Your new print project has been beautifully designed and you're completely amped because now it's time to send it to the printer. But wait. Should you choose to go with digital or offset printing? The answer isn't as cut and dry as you might think. Both kinds of printing have their strengths, so it really comes down to what best suits your project and your budget.

Offset printing has been around for a very long time, and for a while it was the best way to print just about anything under the sun. It works by transferring ink from a plate to rubber rollers (aka blankets) that then rolling the ink onto the paper.
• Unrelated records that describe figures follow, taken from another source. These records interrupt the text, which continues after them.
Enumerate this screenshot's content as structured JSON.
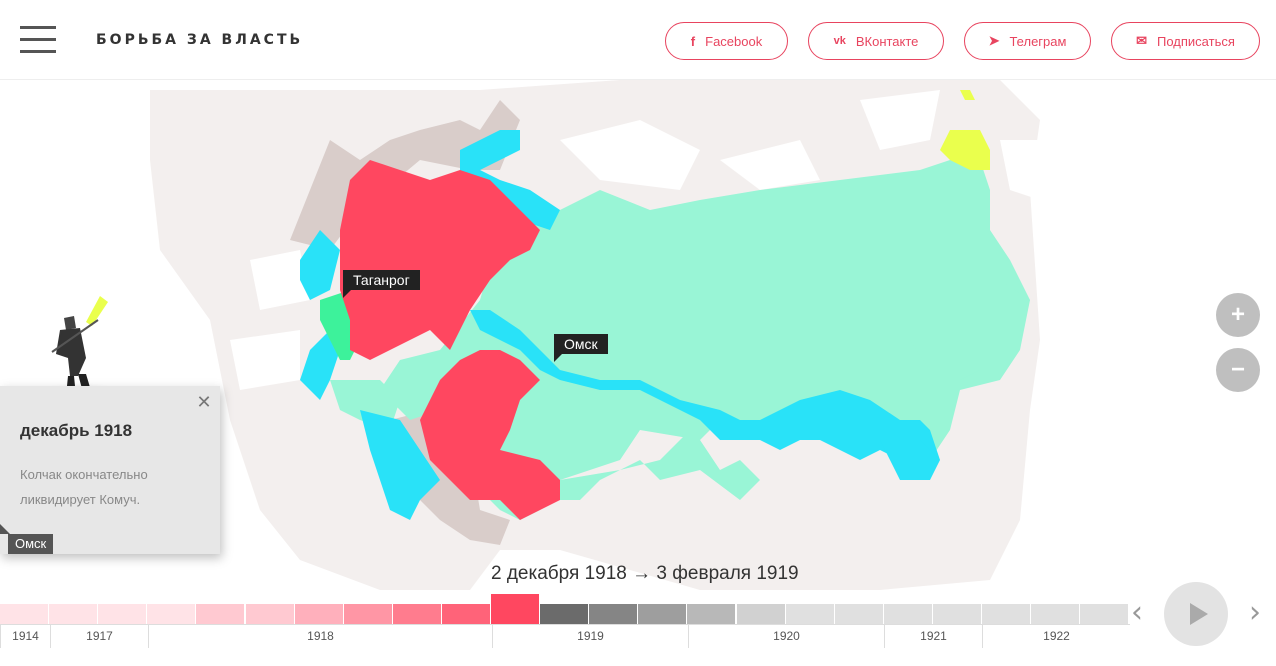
{
  "header": {
    "site_title": "БОРЬБА ЗА ВЛАСТЬ",
    "share_buttons": [
      {
        "icon": "facebook-icon",
        "icon_glyph": "f",
        "label": "Facebook"
      },
      {
        "icon": "vk-icon",
        "icon_glyph": "vk",
        "label": "ВКонтакте"
      },
      {
        "icon": "telegram-icon",
        "icon_glyph": "➤",
        "label": "Телеграм"
      },
      {
        "icon": "mail-icon",
        "icon_glyph": "✉",
        "label": "Подписаться"
      }
    ]
  },
  "map": {
    "cities": [
      {
        "name": "Таганрог"
      },
      {
        "name": "Омск"
      }
    ],
    "zoom_in_label": "+",
    "zoom_out_label": "−",
    "colors": {
      "red": "#ff4760",
      "mint": "#99f5d6",
      "cyan": "#29e2f8",
      "green": "#3df29b",
      "taupe": "#d9cdca",
      "yellow": "#eaff4d",
      "pale": "#f3efee"
    }
  },
  "event": {
    "date": "декабрь 1918",
    "text": "Колчак окончательно ликвидирует Комуч.",
    "location": "Омск",
    "close_glyph": "✕"
  },
  "period": {
    "label": "2 декабря 1918 → 3 февраля 1919"
  },
  "timeline": {
    "years": [
      "1914",
      "1917",
      "1918",
      "1919",
      "1920",
      "1921",
      "1922"
    ],
    "prev_glyph": "‹",
    "next_glyph": "›",
    "active_index": 10
  }
}
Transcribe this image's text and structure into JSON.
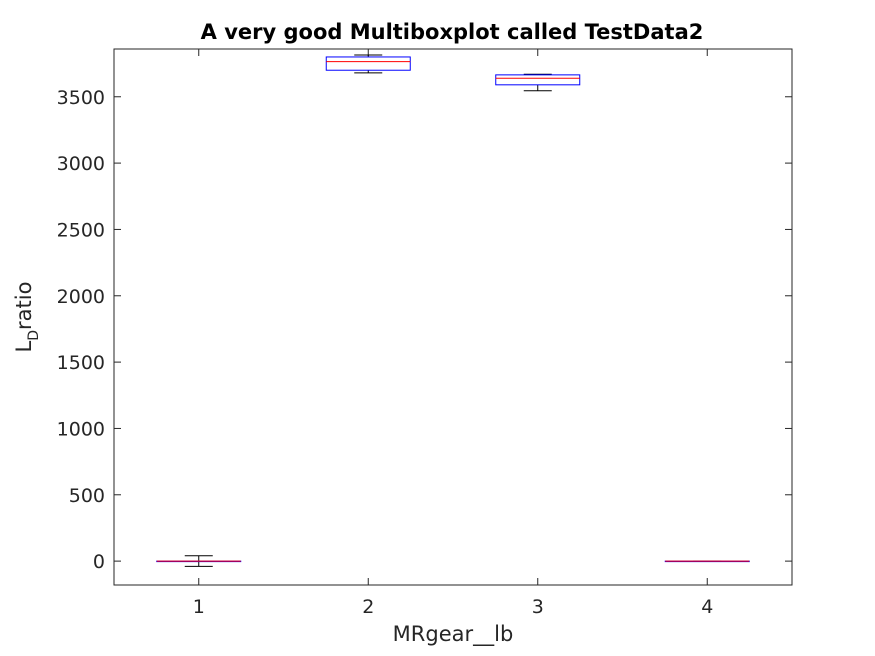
{
  "chart_data": {
    "type": "box",
    "title": "A very good Multiboxplot called TestData2",
    "xlabel": "MRgear__lb",
    "ylabel": "L",
    "ylabel_subscript": "D",
    "ylabel_suffix": "ratio",
    "categories": [
      "1",
      "2",
      "3",
      "4"
    ],
    "ylim": [
      -180,
      3860
    ],
    "yticks": [
      0,
      500,
      1000,
      1500,
      2000,
      2500,
      3000,
      3500
    ],
    "grid": false,
    "boxes": [
      {
        "category": "1",
        "whisker_low": -40,
        "q1": 0,
        "median": 0,
        "q3": 0,
        "whisker_high": 40
      },
      {
        "category": "2",
        "whisker_low": 3680,
        "q1": 3700,
        "median": 3765,
        "q3": 3800,
        "whisker_high": 3815
      },
      {
        "category": "3",
        "whisker_low": 3545,
        "q1": 3590,
        "median": 3640,
        "q3": 3665,
        "whisker_high": 3670
      },
      {
        "category": "4",
        "whisker_low": 0,
        "q1": 0,
        "median": 0,
        "q3": 0,
        "whisker_high": 0
      }
    ],
    "colors": {
      "box": "#0000ff",
      "whisker": "#000000",
      "median": "#ff0000",
      "axis": "#262626"
    }
  }
}
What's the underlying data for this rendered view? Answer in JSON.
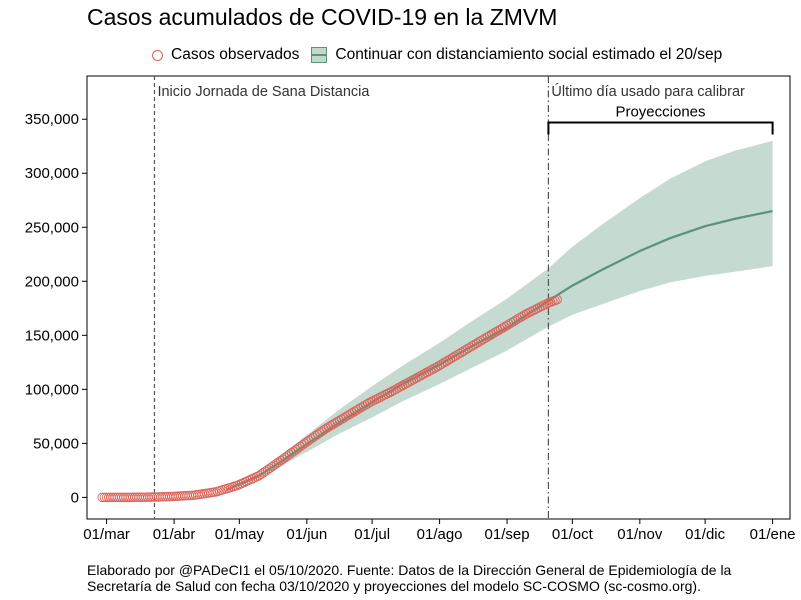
{
  "chart_data": {
    "type": "line",
    "title": "Casos acumulados de COVID-19 en la ZMVM",
    "xlabel": "",
    "ylabel": "",
    "x_axis": {
      "type": "date",
      "range": [
        "2020-02-21",
        "2021-01-09"
      ]
    },
    "ylim": [
      -20000,
      390000
    ],
    "grid": false,
    "legend_position": "top",
    "x_ticks": [
      {
        "date": "2020-03-01",
        "label": "01/mar"
      },
      {
        "date": "2020-04-01",
        "label": "01/abr"
      },
      {
        "date": "2020-05-01",
        "label": "01/may"
      },
      {
        "date": "2020-06-01",
        "label": "01/jun"
      },
      {
        "date": "2020-07-01",
        "label": "01/jul"
      },
      {
        "date": "2020-08-01",
        "label": "01/ago"
      },
      {
        "date": "2020-09-01",
        "label": "01/sep"
      },
      {
        "date": "2020-10-01",
        "label": "01/oct"
      },
      {
        "date": "2020-11-01",
        "label": "01/nov"
      },
      {
        "date": "2020-12-01",
        "label": "01/dic"
      },
      {
        "date": "2021-01-01",
        "label": "01/ene"
      }
    ],
    "y_ticks": [
      {
        "value": 0,
        "label": "0"
      },
      {
        "value": 50000,
        "label": "50,000"
      },
      {
        "value": 100000,
        "label": "100,000"
      },
      {
        "value": 150000,
        "label": "150,000"
      },
      {
        "value": 200000,
        "label": "200,000"
      },
      {
        "value": 250000,
        "label": "250,000"
      },
      {
        "value": 300000,
        "label": "300,000"
      },
      {
        "value": 350000,
        "label": "350,000"
      }
    ],
    "series": [
      {
        "name": "Casos observados",
        "kind": "points",
        "color": "#d9655b",
        "points": [
          [
            "2020-02-28",
            0
          ],
          [
            "2020-03-10",
            20
          ],
          [
            "2020-03-20",
            200
          ],
          [
            "2020-03-31",
            800
          ],
          [
            "2020-04-10",
            2000
          ],
          [
            "2020-04-20",
            5000
          ],
          [
            "2020-04-30",
            11000
          ],
          [
            "2020-05-10",
            20000
          ],
          [
            "2020-05-20",
            34000
          ],
          [
            "2020-05-31",
            50000
          ],
          [
            "2020-06-10",
            64000
          ],
          [
            "2020-06-20",
            76000
          ],
          [
            "2020-06-30",
            88000
          ],
          [
            "2020-07-10",
            98000
          ],
          [
            "2020-07-20",
            109000
          ],
          [
            "2020-07-31",
            121000
          ],
          [
            "2020-08-10",
            133000
          ],
          [
            "2020-08-20",
            145000
          ],
          [
            "2020-08-31",
            158000
          ],
          [
            "2020-09-10",
            170000
          ],
          [
            "2020-09-20",
            180000
          ],
          [
            "2020-09-24",
            183000
          ]
        ]
      },
      {
        "name": "Continuar con distanciamiento social estimado el 20/sep",
        "kind": "line-band",
        "line_color": "#5e9179",
        "band_color": "#c2d8ce",
        "points": [
          [
            "2020-04-25",
            7000,
            7000,
            7000
          ],
          [
            "2020-05-10",
            20000,
            18000,
            22000
          ],
          [
            "2020-05-20",
            33000,
            29000,
            38000
          ],
          [
            "2020-05-31",
            48000,
            41000,
            56000
          ],
          [
            "2020-06-15",
            68000,
            58000,
            80000
          ],
          [
            "2020-07-01",
            88000,
            74000,
            103000
          ],
          [
            "2020-07-15",
            105000,
            89000,
            122000
          ],
          [
            "2020-08-01",
            123000,
            105000,
            143000
          ],
          [
            "2020-08-15",
            139000,
            119000,
            162000
          ],
          [
            "2020-09-01",
            157000,
            136000,
            184000
          ],
          [
            "2020-09-20",
            182000,
            158000,
            212000
          ],
          [
            "2020-10-01",
            196000,
            169000,
            232000
          ],
          [
            "2020-10-15",
            211000,
            179000,
            253000
          ],
          [
            "2020-11-01",
            228000,
            191000,
            277000
          ],
          [
            "2020-11-15",
            240000,
            199000,
            295000
          ],
          [
            "2020-12-01",
            251000,
            205000,
            311000
          ],
          [
            "2020-12-15",
            258000,
            209000,
            321000
          ],
          [
            "2021-01-01",
            265000,
            214000,
            330000
          ]
        ]
      }
    ],
    "annotations": [
      {
        "kind": "vline",
        "date": "2020-03-23",
        "style": "dashed",
        "label": "Inicio Jornada de Sana Distancia"
      },
      {
        "kind": "vline",
        "date": "2020-09-20",
        "style": "dashdot",
        "label": "Último día usado para calibrar"
      },
      {
        "kind": "bracket",
        "from": "2020-09-20",
        "to": "2021-01-01",
        "value": 347000,
        "label": "Proyecciones"
      }
    ]
  },
  "footer": {
    "line1": "Elaborado por @PADeCI1 el 05/10/2020. Fuente: Datos de la Dirección General de Epidemiología de la",
    "line2": "Secretaría de Salud con fecha 03/10/2020 y proyecciones del modelo SC-COSMO (sc-cosmo.org)."
  }
}
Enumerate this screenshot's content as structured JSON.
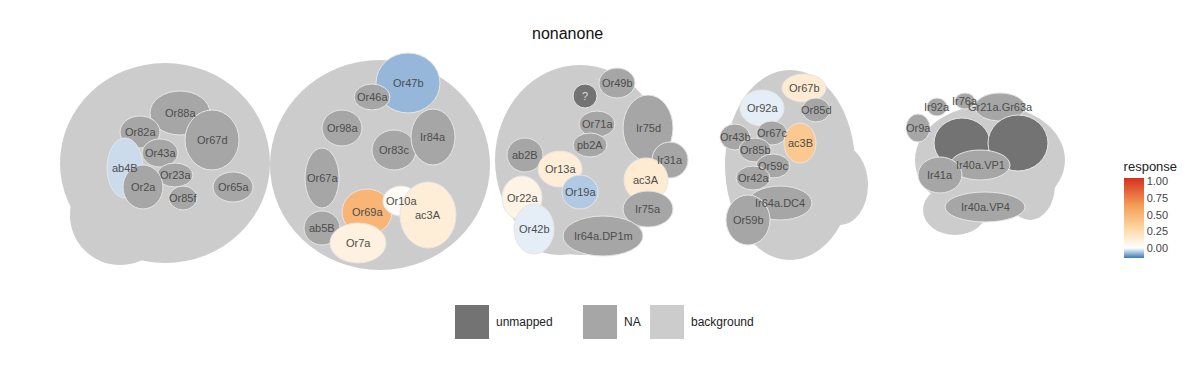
{
  "chart_data": {
    "type": "glomerulus_map",
    "title": "nonanone",
    "colorbar": {
      "title": "response",
      "range": [
        -0.15,
        1.05
      ],
      "ticks": [
        {
          "value": 0,
          "label": "0.00"
        },
        {
          "value": 0.25,
          "label": "0.25"
        },
        {
          "value": 0.5,
          "label": "0.50"
        },
        {
          "value": 0.75,
          "label": "0.75"
        },
        {
          "value": 1,
          "label": "1.00"
        }
      ]
    },
    "legend_items": [
      {
        "name": "unmapped",
        "color": "#737373"
      },
      {
        "name": "NA",
        "color": "#a6a6a6"
      },
      {
        "name": "background",
        "color": "#cccccc"
      }
    ],
    "panels": [
      {
        "glomeruli": [
          {
            "label": "Or88a",
            "status": "NA"
          },
          {
            "label": "Or82a",
            "status": "NA"
          },
          {
            "label": "Or43a",
            "status": "NA"
          },
          {
            "label": "Or67d",
            "status": "NA"
          },
          {
            "label": "ab4B",
            "response": -0.04
          },
          {
            "label": "Or23a",
            "status": "NA"
          },
          {
            "label": "Or2a",
            "status": "NA"
          },
          {
            "label": "Or85f",
            "status": "NA"
          },
          {
            "label": "Or65a",
            "status": "NA"
          }
        ]
      },
      {
        "glomeruli": [
          {
            "label": "Or47b",
            "response": -0.08
          },
          {
            "label": "Or46a",
            "status": "NA"
          },
          {
            "label": "Or98a",
            "status": "NA"
          },
          {
            "label": "Or83c",
            "status": "NA"
          },
          {
            "label": "Ir84a",
            "status": "NA"
          },
          {
            "label": "Or67a",
            "status": "NA"
          },
          {
            "label": "ab5B",
            "status": "NA"
          },
          {
            "label": "Or69a",
            "response": 0.5
          },
          {
            "label": "Or10a",
            "response": 0.03
          },
          {
            "label": "ac3A",
            "response": 0.13
          },
          {
            "label": "Or7a",
            "response": 0.1
          }
        ]
      },
      {
        "glomeruli": [
          {
            "label": "?",
            "status": "unmapped"
          },
          {
            "label": "Or49b",
            "status": "NA"
          },
          {
            "label": "Or71a",
            "status": "NA"
          },
          {
            "label": "Ir75d",
            "status": "NA"
          },
          {
            "label": "ab2B",
            "status": "NA"
          },
          {
            "label": "pb2A",
            "status": "NA"
          },
          {
            "label": "Or13a",
            "response": 0.13
          },
          {
            "label": "Ir31a",
            "status": "NA"
          },
          {
            "label": "ac3A",
            "response": 0.15
          },
          {
            "label": "Or22a",
            "response": 0.08
          },
          {
            "label": "Or19a",
            "response": -0.06
          },
          {
            "label": "Or42b",
            "response": -0.02
          },
          {
            "label": "Ir75a",
            "status": "NA"
          },
          {
            "label": "Ir64a.DP1m",
            "status": "NA"
          }
        ]
      },
      {
        "glomeruli": [
          {
            "label": "Or67b",
            "response": 0.15
          },
          {
            "label": "Or92a",
            "response": -0.02
          },
          {
            "label": "Or85d",
            "status": "NA"
          },
          {
            "label": "Or43b",
            "status": "NA"
          },
          {
            "label": "Or67c",
            "status": "NA"
          },
          {
            "label": "ac3B",
            "response": 0.38
          },
          {
            "label": "Or85b",
            "status": "NA"
          },
          {
            "label": "Or59c",
            "status": "NA"
          },
          {
            "label": "Or42a",
            "status": "NA"
          },
          {
            "label": "Ir64a.DC4",
            "status": "NA"
          },
          {
            "label": "Or59b",
            "status": "NA"
          }
        ]
      },
      {
        "glomeruli": [
          {
            "label": "Ir76a",
            "status": "NA"
          },
          {
            "label": "Ir92a",
            "status": "NA"
          },
          {
            "label": "Gr21a.Gr63a",
            "status": "NA"
          },
          {
            "label": "Or9a",
            "status": "NA"
          },
          {
            "status": "unmapped"
          },
          {
            "status": "unmapped"
          },
          {
            "label": "Ir40a.VP1",
            "status": "NA"
          },
          {
            "label": "Ir41a",
            "status": "NA"
          },
          {
            "label": "Ir40a.VP4",
            "status": "NA"
          }
        ]
      }
    ]
  }
}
Digital printing, on the other hand doesn't use plates to put ink on paper. In toner-based presses, toner is transferred to a plastic sheet, which then transfers the image to paper. Heat is used along with oil that sets the toner permanently on the paper. In inkjet systems, liquid ink is set on the paper by a print head that moves from side to side. UV light is used to make the ink permanent.

Offset Printing 

Since offset printing uses plates, every printing job requires its own unique plate. This means that the press has to be set up for each individual job, which takes time and adds an up front setup fee no matter how many pieces you need. If you need a large run (more than 500 - 1,000 pieces), offset printing is a great choice because your cost per piece goes down as the number of pieces you need increases. The price of setting up the plates folds into the lower price per piece.

Digital Printing

The quality of digital vs. offset printing is actually quite similar. This makes digital printing a great option if you only need a short run since there's no setup fee involved like there is with offset printing. Plus, the quality is still great. If you're printing less than 500 – 1,000 pieces, digital is a great option. If you need more than that, offset is a great way to go. Digital is also the only choice if your project has variable data like names, addresses or codes. This isn't possible with offset printing. However, digital printing has its own limitations. For example, digital printers don't use metallic ink, so offset printing would be recommended in cases like that.

If you're ever confused about what option is best for you, never fear. That's why we hook you up with an account manager who will make sure your options are clear and that you choose the best thing for your project. We would never let you wander through the world of printing alone.